Bunbury piled on three late goals to score a 5-3 home win over Mt Lawley Serbia. Rodgers helped himself to a hat-trick with Bob Spencer (2) and new recruit Bruno Calabrese also on the scorecard. But a 2-2 draw with second-from-bottom Whitford highlighted how much of a problem consistency had become for the team from the south-west.

Rodgers piled on four goals – three coming in the final 10 minutes – in a 5-2 route of Rosemount only to suffer a 3-1 loss at Kalamunda a week later. Bunbury finished the regular season on a high with another Rodgers hat-trick and a thunderous long-range strike by O’Connell the highlights of a 4-0 thrashing of Balga.

At the end of 22 home and away games Wanneroo sat atop Division Four with 37 points, Balga (35) were second and Bunbury (26) third by way of superior goal difference over Dianella. Rodgers was awarded the competitions golden boot after putting away 30 of the 51 goals scored by Bunbury.

Hopes of Top Four Cup glory were dashed when Dianella struck late to claim their semi-final 2-1. And on the day Bunbury was declared a City, East Perth Vardar spoiled the party by defeating the home side 3-1 in the final of the Bunbury Carnival, an annual tournament that featured local teams alongside those from the metropolitan area.

Bunbury City’s history-making squad of 1979 featured the talents of Steve Hickman, Vern Humble, Tony D’Ascanio, Bob Spencer, Dave Ashworth, P.Cunningham, Hugh Thomas, Colin James, Paul Whincup, John O’Connell, Alan Migliore, Bruno Calabrese, Dave Jacombs, John Voorn, Julian Cantoni, Peter Quinn, Wayne Richards, Steve Blake, Peter Self and Steve Rodgers.

1980 Bunbury City Team

O’Connell would lead Bunbury through their first three seasons of semi-professional football.
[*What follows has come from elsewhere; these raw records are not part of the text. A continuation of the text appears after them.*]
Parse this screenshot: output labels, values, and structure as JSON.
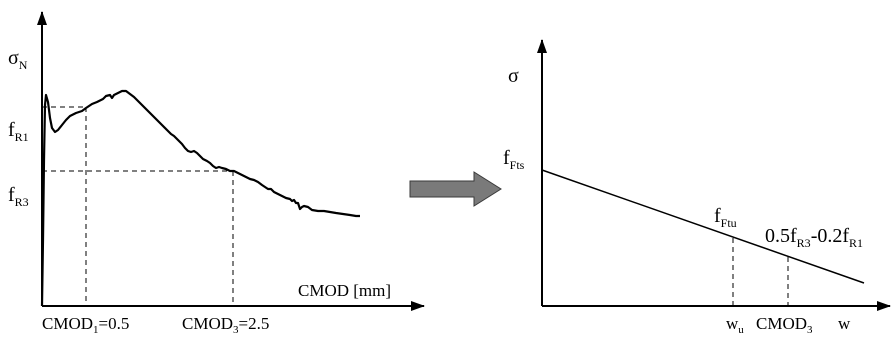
{
  "left_graph": {
    "y_axis": {
      "symbol": "σ",
      "subscript": "N"
    },
    "x_axis_label": "CMOD [mm]",
    "y_levels": [
      {
        "main": "f",
        "sub": "R1"
      },
      {
        "main": "f",
        "sub": "R3"
      }
    ],
    "x_points": [
      {
        "main": "CMOD",
        "sub": "1",
        "rest": "=0.5"
      },
      {
        "main": "CMOD",
        "sub": "3",
        "rest": "=2.5"
      }
    ]
  },
  "arrow": {
    "color": "#7a7a7a",
    "direction": "right"
  },
  "right_graph": {
    "y_axis": {
      "symbol": "σ"
    },
    "f_fts": {
      "main": "f",
      "sub": "Fts"
    },
    "f_ftu": {
      "main": "f",
      "sub": "Ftu"
    },
    "formula": {
      "a": "0.5f",
      "a_sub": "R3",
      "b": "-0.2f",
      "b_sub": "R1"
    },
    "x_labels": {
      "wu": {
        "main": "w",
        "sub": "u"
      },
      "cmod3": {
        "main": "CMOD",
        "sub": "3"
      },
      "w": "w"
    }
  }
}
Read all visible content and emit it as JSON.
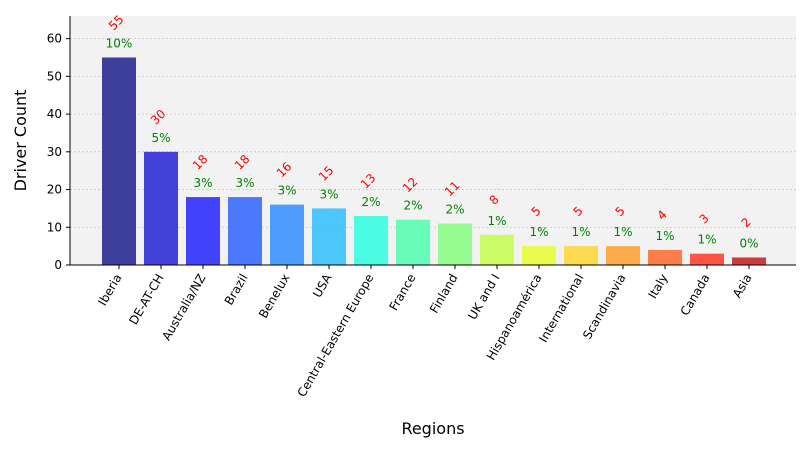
{
  "chart_data": {
    "type": "bar",
    "title": "",
    "xlabel": "Regions",
    "ylabel": "Driver Count",
    "ylim": [
      0,
      66
    ],
    "yticks": [
      0,
      10,
      20,
      30,
      40,
      50,
      60
    ],
    "grid": true,
    "categories": [
      "Iberia",
      "DE-AT-CH",
      "Australia/NZ",
      "Brazil",
      "Benelux",
      "USA",
      "Central-Eastern Europe",
      "France",
      "Finland",
      "UK and I",
      "Hispanoamérica",
      "International",
      "Scandinavia",
      "Italy",
      "Canada",
      "Asia"
    ],
    "values": [
      55,
      30,
      18,
      18,
      16,
      15,
      13,
      12,
      11,
      8,
      5,
      5,
      5,
      4,
      3,
      2
    ],
    "count_labels": [
      "55",
      "30",
      "18",
      "18",
      "16",
      "15",
      "13",
      "12",
      "11",
      "8",
      "5",
      "5",
      "5",
      "4",
      "3",
      "2"
    ],
    "percent_labels": [
      "10%",
      "5%",
      "3%",
      "3%",
      "3%",
      "3%",
      "2%",
      "2%",
      "2%",
      "1%",
      "1%",
      "1%",
      "1%",
      "1%",
      "1%",
      "0%"
    ],
    "colors": [
      "#1f1f8f",
      "#2323d6",
      "#2525fe",
      "#2f63fe",
      "#2f8efe",
      "#2fbefe",
      "#2ffee0",
      "#50feb2",
      "#86fe80",
      "#c2fe4c",
      "#e8fe30",
      "#fed530",
      "#fea030",
      "#fe6a2a",
      "#fe3a25",
      "#c61c1c"
    ],
    "count_label_color": "#ff0000",
    "percent_label_color": "#008000",
    "plot_background": "#f2f2f2"
  }
}
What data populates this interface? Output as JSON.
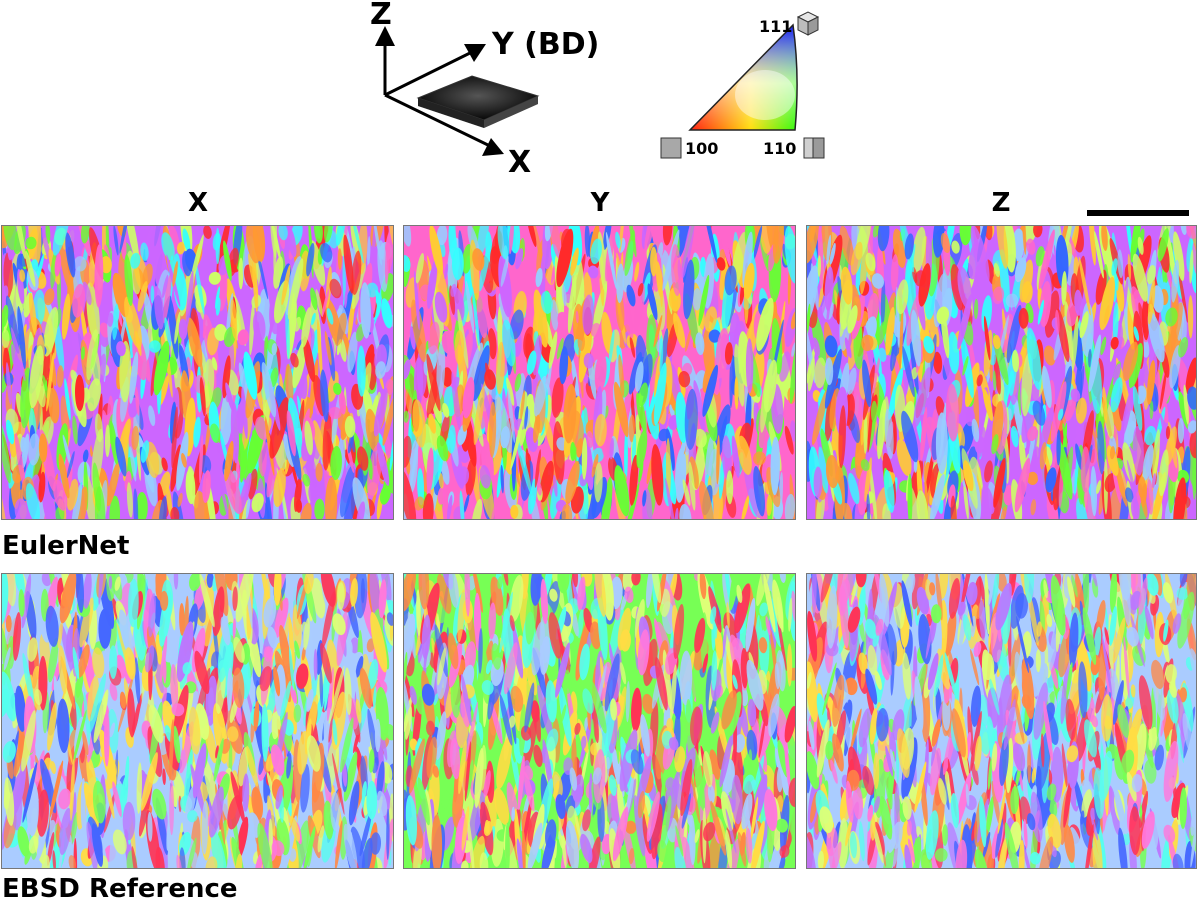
{
  "coordinate_frame": {
    "axis_z": "Z",
    "axis_y": "Y (BD)",
    "axis_x": "X"
  },
  "ipf_legend": {
    "corner_111": "111",
    "corner_100": "100",
    "corner_110": "110"
  },
  "columns": [
    "X",
    "Y",
    "Z"
  ],
  "rows": [
    {
      "label": "EulerNet",
      "palette": [
        "#ff2a2a",
        "#ff66cc",
        "#33ffff",
        "#66ff33",
        "#3366ff",
        "#ffcc33",
        "#cc66ff",
        "#ff9933",
        "#99ccff",
        "#ccff66"
      ]
    },
    {
      "label": "EBSD Reference",
      "palette": [
        "#ff3355",
        "#ff77dd",
        "#55ffee",
        "#77ff55",
        "#4466ff",
        "#ffdd44",
        "#bb77ff",
        "#ff8844",
        "#aaccff",
        "#ddff77"
      ]
    }
  ]
}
The club won Division Four at the second attempt and in 1981 became the first team from the south-west to collect silverware at the Bunbury Carnival.

Bunbury competed strongly in the third tier for several seasons only to suffer relegation in 1986, just weeks before winning their second Bunbury Carnival. After placing seventh in Division Four in 1987, they made the difficult decision to withdraw from metropolitan competition due to a declining player numbers and dwindling financial resources.

Back with the South West Soccer Association, Bunbury added three further Division One championships (1988, 1989, 1992) plus a third Bunbury Carnival title (1988) to their trophy cabinet. The club disbanded in early 1993 with the rare distinction of being League Champions in both their first and final seasons.

Over the past three decades the foundations laid by Bunbury City have been built on significantly. In 1990 Bunbury Tricolore entered the metropolitan amateur Division Three and following a trio of promotions were rewarded with a spot in the Premier Division for 1993, when they re-badged as Bunbury United.

That club gained State League status the following year and a 1996 merger with inner-city outfit Ashfield had them compete under the Ashfield/Bunbury moniker for five seasons. The highlight of that period arrived in the form of the 1998 Division One championship and two seasons in the Premier League.

Emerging from the ashes of the union were South West Phoenix. They played semi-professionally between 2001 and 2018, collecting the 2011 Division One title (as Bunbury Forum Force) and played top flight football the following two winters. Phoenix returned to the amateur Premier League in 2020 and will this season line-up in Division Two.